You can already see teams optimizing for this. The Effect ecosystem in TypeScript is a bet that pushing more of the domain into the type system pays off in maintainability. Rust’s whole appeal is that the type system carries enough of the model that the compiler becomes a collaborator. Ghosts of Departed Proofs and similar Haskell patterns are about encoding invariants so precisely that wrong programs do not type-check. These are all moves in the same direction: make the model legible to the machine so the model survives contact with whoever, or whatever, edits the code next.

The pessimistic version of agent-driven development is the one where teams stop maintaining the model because the agent can regenerate code on demand.
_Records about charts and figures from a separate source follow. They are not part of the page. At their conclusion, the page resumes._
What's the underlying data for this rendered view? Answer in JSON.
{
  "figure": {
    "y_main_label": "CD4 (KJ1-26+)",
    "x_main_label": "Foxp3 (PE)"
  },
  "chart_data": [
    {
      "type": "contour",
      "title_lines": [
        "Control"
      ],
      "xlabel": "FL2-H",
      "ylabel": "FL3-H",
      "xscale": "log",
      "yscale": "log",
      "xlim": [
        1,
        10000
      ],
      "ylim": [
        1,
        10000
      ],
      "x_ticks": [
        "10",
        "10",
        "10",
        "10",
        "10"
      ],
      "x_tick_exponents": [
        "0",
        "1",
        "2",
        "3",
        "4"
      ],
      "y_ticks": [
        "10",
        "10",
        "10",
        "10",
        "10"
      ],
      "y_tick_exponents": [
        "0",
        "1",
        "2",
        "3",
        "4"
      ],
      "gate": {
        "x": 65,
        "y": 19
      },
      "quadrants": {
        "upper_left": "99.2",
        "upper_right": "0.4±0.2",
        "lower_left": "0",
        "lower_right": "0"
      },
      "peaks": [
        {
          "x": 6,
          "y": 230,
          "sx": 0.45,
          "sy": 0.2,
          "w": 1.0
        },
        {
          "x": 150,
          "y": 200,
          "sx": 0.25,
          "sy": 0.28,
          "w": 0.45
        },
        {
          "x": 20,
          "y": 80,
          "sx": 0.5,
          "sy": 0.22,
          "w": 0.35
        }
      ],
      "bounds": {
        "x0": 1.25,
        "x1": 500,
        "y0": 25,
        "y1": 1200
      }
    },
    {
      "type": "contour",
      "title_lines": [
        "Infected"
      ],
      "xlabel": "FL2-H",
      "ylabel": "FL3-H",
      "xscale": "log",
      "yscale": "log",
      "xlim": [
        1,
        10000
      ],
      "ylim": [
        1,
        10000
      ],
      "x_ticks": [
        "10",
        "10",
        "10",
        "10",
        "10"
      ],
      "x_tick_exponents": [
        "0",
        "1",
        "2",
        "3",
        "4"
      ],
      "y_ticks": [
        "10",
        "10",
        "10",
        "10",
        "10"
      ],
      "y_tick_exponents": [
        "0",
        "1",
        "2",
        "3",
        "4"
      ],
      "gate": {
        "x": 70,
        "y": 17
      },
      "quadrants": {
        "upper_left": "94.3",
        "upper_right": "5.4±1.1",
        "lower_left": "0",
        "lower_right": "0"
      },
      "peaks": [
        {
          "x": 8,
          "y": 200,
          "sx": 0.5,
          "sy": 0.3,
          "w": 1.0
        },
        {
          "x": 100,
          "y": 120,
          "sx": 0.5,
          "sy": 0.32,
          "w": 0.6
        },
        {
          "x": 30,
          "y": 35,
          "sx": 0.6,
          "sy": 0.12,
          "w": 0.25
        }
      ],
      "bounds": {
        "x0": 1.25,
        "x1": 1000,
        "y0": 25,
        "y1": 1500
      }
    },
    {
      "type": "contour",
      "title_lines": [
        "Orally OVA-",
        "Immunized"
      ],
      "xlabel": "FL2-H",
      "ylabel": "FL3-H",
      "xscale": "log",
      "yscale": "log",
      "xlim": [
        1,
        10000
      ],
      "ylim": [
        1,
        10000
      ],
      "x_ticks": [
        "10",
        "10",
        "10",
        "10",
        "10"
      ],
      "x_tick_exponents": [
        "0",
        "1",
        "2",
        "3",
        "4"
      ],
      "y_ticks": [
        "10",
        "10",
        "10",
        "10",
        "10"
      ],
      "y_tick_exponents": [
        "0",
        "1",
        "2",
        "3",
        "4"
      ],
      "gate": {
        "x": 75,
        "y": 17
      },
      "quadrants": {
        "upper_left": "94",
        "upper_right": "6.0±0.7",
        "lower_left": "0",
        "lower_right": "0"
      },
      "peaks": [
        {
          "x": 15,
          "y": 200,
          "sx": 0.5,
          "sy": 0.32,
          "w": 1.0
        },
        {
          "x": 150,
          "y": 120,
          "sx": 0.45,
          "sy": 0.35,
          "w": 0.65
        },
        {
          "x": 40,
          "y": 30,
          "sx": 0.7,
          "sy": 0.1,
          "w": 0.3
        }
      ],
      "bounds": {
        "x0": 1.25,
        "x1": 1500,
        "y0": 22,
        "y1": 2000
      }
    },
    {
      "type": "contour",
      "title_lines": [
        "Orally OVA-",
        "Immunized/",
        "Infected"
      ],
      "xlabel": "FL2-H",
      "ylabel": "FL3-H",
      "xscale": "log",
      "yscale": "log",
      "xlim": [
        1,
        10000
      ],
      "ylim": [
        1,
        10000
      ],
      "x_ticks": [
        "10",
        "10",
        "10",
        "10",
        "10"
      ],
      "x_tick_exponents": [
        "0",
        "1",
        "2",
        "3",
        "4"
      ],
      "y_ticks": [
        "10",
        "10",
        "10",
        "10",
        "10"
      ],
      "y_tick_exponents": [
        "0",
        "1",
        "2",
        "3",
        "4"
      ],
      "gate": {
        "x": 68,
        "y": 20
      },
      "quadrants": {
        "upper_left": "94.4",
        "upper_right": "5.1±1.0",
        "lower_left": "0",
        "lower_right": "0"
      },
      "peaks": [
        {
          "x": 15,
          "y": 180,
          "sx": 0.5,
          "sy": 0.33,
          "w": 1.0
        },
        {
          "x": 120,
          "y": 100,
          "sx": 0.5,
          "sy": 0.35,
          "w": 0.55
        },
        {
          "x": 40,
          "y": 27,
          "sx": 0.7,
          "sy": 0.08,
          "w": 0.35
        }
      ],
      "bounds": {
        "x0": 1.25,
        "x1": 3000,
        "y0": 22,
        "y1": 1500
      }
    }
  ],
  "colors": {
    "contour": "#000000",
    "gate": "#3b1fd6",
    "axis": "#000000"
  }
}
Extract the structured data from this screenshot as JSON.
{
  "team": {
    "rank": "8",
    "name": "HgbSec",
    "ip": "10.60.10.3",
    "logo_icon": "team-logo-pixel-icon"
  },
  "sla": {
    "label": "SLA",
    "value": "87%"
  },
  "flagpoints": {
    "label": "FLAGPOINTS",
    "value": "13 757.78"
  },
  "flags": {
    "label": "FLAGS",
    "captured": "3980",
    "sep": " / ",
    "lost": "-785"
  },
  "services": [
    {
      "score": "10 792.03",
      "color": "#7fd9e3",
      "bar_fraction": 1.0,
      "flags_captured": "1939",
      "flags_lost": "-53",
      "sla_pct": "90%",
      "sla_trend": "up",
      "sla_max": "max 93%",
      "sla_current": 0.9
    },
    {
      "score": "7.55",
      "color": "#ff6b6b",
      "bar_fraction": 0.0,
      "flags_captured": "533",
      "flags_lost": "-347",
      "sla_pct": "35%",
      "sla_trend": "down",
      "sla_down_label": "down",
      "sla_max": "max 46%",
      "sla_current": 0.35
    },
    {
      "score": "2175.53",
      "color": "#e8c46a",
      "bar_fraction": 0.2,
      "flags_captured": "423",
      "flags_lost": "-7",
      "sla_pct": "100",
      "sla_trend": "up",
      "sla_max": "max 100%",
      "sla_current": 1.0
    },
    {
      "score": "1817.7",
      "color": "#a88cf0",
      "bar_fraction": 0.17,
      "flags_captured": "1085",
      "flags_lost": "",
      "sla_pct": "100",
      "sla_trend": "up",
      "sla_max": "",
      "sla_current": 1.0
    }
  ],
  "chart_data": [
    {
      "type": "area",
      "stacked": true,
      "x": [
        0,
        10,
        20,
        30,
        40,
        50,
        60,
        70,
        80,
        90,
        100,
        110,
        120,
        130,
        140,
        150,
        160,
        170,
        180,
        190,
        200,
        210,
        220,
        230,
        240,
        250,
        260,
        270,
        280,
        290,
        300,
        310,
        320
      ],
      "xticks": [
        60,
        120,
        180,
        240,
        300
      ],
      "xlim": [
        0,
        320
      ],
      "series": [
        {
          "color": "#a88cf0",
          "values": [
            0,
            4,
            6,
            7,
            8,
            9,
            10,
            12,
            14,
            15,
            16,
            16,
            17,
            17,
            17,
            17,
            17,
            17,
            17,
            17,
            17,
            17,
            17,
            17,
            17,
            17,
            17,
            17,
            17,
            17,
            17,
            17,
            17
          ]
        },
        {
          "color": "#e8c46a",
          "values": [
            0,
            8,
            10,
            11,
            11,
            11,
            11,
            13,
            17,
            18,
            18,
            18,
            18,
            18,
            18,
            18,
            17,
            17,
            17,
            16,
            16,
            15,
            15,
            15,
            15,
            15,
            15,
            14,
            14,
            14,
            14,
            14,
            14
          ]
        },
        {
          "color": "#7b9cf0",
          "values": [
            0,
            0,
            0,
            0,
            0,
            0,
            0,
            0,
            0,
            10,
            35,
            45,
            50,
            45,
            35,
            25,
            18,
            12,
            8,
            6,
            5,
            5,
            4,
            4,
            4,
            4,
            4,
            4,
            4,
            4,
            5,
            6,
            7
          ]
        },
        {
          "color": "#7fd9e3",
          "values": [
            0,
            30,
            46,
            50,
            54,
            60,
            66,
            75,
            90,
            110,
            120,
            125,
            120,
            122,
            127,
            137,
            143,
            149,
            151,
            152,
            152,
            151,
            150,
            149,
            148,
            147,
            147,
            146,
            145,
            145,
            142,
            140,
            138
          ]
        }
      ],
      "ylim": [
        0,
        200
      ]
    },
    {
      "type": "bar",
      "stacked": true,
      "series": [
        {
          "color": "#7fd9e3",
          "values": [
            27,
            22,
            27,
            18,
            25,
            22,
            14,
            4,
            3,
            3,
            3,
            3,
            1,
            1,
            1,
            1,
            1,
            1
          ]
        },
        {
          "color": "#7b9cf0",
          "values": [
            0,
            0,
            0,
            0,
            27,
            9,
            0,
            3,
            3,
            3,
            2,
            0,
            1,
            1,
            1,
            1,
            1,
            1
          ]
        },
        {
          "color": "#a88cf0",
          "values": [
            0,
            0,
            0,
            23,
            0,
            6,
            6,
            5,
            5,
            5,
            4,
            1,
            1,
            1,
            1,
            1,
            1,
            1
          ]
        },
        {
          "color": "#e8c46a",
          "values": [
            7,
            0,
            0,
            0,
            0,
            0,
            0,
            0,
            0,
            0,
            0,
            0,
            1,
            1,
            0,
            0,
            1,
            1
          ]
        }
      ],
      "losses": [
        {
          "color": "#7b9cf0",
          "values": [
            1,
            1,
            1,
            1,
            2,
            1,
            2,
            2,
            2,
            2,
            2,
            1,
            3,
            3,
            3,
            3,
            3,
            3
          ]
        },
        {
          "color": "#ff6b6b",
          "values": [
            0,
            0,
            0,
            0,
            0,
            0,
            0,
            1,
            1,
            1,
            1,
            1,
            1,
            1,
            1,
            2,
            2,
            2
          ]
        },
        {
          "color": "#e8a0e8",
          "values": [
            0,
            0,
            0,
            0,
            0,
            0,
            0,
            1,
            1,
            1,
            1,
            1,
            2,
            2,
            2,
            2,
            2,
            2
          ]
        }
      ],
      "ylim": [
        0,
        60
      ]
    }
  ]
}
That world is the big ball of mud at planetary scale, with no one able to reason about why the system does what it does. The optimistic version is the one where humans spend more time on the model layer, because that is where their judgment is irreplaceable, and agents do the translation to executable form.

A small prediction

My guess is that we end up with a clearer split between two kinds of code. There will be a thin, carefully maintained layer of types, schemas, state machines, and protocol definitions that humans own. Around it will be a much larger layer of implementation that agents generate, regenerate, and discard. The artifact you commit will increasingly look like a specification with the implementation as a derived target, which is close to what literate programming was reaching for in the first place.

If that is right, the future of source code is not less of it but a different shape. The model survives because someone has to hold it. The instructions get cheaper because someone, or something, else can write them. Joshi’s piece is worth reading because it puts the vocabulary on this distinction; the part I would add is that the distinction is already showing up in which languages and which patterns teams are choosing today.